In un mondo che va verso l'intelligenza artificiale ne proponete una «naturale»: come arriva questo spunto?

«È nato in corso d'opera. Ci siamo accorti che eravamo davanti a un disco in cui la musica è al centro, e in un momento in cui si guarda alle canzoni scritte dalla tecnologia ci è sembrato un ritorno all'essenza. Per noi salentini, ad esempio, la taranta ha un rituale catartico, interviene per curare, appianare dissidi: c'è una parte irrazionale che l'intelligenza artificiale non potrà mai cogliere e interpretare, quella spiritualità mistica che va oltre la religione».

Sembra di capire, però, che l'AI non vada demonizzata...

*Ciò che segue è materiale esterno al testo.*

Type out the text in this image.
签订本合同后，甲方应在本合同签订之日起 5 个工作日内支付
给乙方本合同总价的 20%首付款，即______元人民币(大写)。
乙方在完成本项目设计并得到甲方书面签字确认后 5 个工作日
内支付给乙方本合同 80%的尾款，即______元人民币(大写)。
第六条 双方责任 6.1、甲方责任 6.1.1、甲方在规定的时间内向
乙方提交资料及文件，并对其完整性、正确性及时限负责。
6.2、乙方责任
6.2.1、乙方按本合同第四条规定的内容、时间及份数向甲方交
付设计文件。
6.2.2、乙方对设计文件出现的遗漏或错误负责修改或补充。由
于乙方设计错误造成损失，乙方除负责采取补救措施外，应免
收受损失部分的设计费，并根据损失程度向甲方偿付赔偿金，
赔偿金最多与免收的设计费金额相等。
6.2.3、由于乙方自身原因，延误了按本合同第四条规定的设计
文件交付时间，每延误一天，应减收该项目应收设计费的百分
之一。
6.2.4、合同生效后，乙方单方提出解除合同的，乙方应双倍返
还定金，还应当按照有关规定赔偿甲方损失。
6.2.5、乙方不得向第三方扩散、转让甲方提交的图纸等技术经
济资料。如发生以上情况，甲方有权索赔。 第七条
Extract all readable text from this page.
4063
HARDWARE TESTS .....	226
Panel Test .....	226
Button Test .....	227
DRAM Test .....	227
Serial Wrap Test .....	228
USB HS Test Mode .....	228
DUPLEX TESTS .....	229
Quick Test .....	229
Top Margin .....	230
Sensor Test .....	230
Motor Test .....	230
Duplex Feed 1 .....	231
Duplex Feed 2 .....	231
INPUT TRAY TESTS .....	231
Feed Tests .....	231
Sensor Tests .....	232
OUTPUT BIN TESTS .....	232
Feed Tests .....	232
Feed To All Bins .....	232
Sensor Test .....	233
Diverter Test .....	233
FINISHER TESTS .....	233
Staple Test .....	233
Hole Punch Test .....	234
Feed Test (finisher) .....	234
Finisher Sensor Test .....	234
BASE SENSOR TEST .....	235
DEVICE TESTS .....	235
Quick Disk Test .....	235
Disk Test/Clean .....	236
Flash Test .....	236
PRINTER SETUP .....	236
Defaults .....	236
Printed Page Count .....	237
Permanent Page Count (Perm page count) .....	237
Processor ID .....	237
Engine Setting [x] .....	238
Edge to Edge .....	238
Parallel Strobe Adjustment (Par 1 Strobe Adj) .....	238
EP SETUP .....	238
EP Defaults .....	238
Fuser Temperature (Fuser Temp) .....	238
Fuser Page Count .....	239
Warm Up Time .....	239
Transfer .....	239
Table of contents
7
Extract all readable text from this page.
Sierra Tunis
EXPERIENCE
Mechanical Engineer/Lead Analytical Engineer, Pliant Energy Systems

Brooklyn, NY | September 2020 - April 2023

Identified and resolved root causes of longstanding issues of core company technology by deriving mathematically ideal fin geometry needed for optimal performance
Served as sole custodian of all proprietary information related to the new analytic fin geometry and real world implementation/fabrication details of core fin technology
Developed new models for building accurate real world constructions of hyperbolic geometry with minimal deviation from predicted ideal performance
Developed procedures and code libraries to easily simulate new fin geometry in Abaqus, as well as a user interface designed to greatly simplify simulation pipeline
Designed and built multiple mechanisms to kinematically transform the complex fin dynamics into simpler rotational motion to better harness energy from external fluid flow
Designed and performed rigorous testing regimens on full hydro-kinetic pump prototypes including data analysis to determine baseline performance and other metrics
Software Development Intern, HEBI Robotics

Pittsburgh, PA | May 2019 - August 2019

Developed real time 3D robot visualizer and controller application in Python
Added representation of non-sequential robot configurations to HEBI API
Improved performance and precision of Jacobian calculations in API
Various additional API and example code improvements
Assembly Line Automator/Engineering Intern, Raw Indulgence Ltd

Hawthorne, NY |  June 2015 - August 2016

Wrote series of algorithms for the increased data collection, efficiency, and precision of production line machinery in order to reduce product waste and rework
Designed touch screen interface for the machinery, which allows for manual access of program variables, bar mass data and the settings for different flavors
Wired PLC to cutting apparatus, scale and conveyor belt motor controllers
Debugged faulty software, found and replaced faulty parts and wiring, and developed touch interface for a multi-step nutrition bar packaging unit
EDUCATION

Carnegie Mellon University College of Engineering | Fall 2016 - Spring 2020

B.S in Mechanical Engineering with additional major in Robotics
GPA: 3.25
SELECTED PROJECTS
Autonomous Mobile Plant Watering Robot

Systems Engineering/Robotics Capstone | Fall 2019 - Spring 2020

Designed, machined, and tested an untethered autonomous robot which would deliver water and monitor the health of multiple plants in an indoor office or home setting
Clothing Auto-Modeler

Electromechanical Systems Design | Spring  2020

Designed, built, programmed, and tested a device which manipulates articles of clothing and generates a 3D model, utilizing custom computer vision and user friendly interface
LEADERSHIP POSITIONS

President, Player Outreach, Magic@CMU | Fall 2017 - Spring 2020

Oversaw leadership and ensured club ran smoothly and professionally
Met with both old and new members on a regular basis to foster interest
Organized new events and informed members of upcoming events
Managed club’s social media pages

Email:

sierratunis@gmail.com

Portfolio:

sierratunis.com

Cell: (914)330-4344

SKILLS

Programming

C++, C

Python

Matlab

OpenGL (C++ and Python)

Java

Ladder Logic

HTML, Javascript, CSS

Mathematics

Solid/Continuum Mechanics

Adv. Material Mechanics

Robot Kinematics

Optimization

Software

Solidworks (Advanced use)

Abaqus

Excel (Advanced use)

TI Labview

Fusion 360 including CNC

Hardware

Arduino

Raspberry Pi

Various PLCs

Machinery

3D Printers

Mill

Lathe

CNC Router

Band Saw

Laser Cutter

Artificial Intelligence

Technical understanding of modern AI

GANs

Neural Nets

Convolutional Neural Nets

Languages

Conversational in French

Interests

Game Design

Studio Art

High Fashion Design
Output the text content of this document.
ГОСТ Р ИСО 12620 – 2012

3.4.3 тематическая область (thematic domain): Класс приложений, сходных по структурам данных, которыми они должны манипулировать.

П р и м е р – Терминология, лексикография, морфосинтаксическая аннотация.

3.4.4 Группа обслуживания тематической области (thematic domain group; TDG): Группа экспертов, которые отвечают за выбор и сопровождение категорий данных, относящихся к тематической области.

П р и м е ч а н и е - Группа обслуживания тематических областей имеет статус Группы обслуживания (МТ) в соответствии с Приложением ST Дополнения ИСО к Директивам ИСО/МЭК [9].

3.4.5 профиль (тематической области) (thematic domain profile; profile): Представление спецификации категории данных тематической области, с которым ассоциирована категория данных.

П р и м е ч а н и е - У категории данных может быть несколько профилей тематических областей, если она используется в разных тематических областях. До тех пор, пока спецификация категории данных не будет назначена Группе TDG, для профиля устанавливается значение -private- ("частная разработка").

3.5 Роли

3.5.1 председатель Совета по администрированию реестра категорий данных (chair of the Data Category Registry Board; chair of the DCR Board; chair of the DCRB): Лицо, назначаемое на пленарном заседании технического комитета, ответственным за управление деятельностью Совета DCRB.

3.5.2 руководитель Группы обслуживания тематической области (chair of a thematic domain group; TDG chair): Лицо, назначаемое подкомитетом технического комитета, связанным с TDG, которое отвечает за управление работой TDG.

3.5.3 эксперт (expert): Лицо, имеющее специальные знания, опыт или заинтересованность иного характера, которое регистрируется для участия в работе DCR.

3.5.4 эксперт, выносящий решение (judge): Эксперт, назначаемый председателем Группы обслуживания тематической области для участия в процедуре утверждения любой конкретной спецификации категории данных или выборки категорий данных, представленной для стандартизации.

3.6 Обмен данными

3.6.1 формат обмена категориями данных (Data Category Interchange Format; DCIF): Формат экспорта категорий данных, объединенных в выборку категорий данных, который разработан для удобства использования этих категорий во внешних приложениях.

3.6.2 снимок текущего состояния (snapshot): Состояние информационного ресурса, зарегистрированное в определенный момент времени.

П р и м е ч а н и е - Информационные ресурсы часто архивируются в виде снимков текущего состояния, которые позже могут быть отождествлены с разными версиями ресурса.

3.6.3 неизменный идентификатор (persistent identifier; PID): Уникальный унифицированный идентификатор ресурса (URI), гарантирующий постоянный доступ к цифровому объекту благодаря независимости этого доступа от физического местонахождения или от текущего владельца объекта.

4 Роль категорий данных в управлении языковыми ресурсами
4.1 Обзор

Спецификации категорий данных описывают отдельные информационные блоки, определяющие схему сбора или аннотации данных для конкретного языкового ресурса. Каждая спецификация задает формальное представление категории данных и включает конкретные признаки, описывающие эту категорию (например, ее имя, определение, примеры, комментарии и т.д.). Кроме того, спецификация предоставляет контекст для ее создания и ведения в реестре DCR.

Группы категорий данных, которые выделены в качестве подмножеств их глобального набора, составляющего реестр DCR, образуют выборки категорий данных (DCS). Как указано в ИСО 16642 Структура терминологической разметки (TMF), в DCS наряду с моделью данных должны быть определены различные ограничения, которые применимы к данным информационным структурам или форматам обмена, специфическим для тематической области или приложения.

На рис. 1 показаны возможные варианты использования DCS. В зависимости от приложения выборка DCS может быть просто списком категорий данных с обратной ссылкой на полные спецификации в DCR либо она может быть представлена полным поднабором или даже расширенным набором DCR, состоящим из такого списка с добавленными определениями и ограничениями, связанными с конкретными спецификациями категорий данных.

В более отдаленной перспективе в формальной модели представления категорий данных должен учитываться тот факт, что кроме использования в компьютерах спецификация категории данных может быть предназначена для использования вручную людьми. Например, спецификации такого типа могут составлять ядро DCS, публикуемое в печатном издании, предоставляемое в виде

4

«Al contrario. In ambito medico è straordinario che in pochi secondi riesca a trovare cure per malattie rare. Ci piace paragonare il computer a un martello: finché lo si usa in falegnameria va tutto bene, è sbagliato però tirarselo in testa. Se pensiamo a una certa deriva nei testi, che un tempo cantavano di sfruttamento, condivisione sociale, e oggi sono sempre più misogini e poco gratificanti, anche chi ascolta non si riconosce. La maggioranza del popolo non si ritrova nelle rime che parlano di outfit da milioni di euro, quando a casa non si arriva a fine mese».

Nel disco tanti feat. importanti e diversi, a partire da Guè: come mescolate le unicità musicali?

«Sicuramente con Cosimo (Guè) condividiamo gli ideali, fa parte della vecchia scuola, nella canzone con noi canta della famiglia. È grande conoscitore delle dancehall dei primi anni 2000, ha inteso il senso del brano. Poi è ovvio che si cerca una commistione, quando eravamo ragazzini facevamo le rime nei cortili, con un microfono che girava, è nato tutto dall'incontro, dal raccontare dall'interno quella realtà di cui la società, antagonista, spesso si appropria».

Oggi per un giovane, specie al Sud, fare musica è più semplice rispetto al passato?

«C'è tanta musica libera, ma anche una grossa manipolazione delle major, omologazione nelle proposte. Si tende a parlare dei problemi del singolo, più che della società. Oggi ci sono i tormentoni, ma la musica più che tormentare dovrebbe curare».

Il tour vi porterà ovunque in Italia: come avete visto cambiare il vostro pubblico, anche fuori dalla Puglia?

«Prima suonavamo davanti a un mare di mani alzate, oggi a un mare di telefoni. I  coetanei che venivano ad ascoltarci vent'anni fa, oggi ci portano i figli. Ci piace che intorno al palco si crei una specie di area parco giochi per i più piccoli. Anche questa è un'evoluzione "naturale"».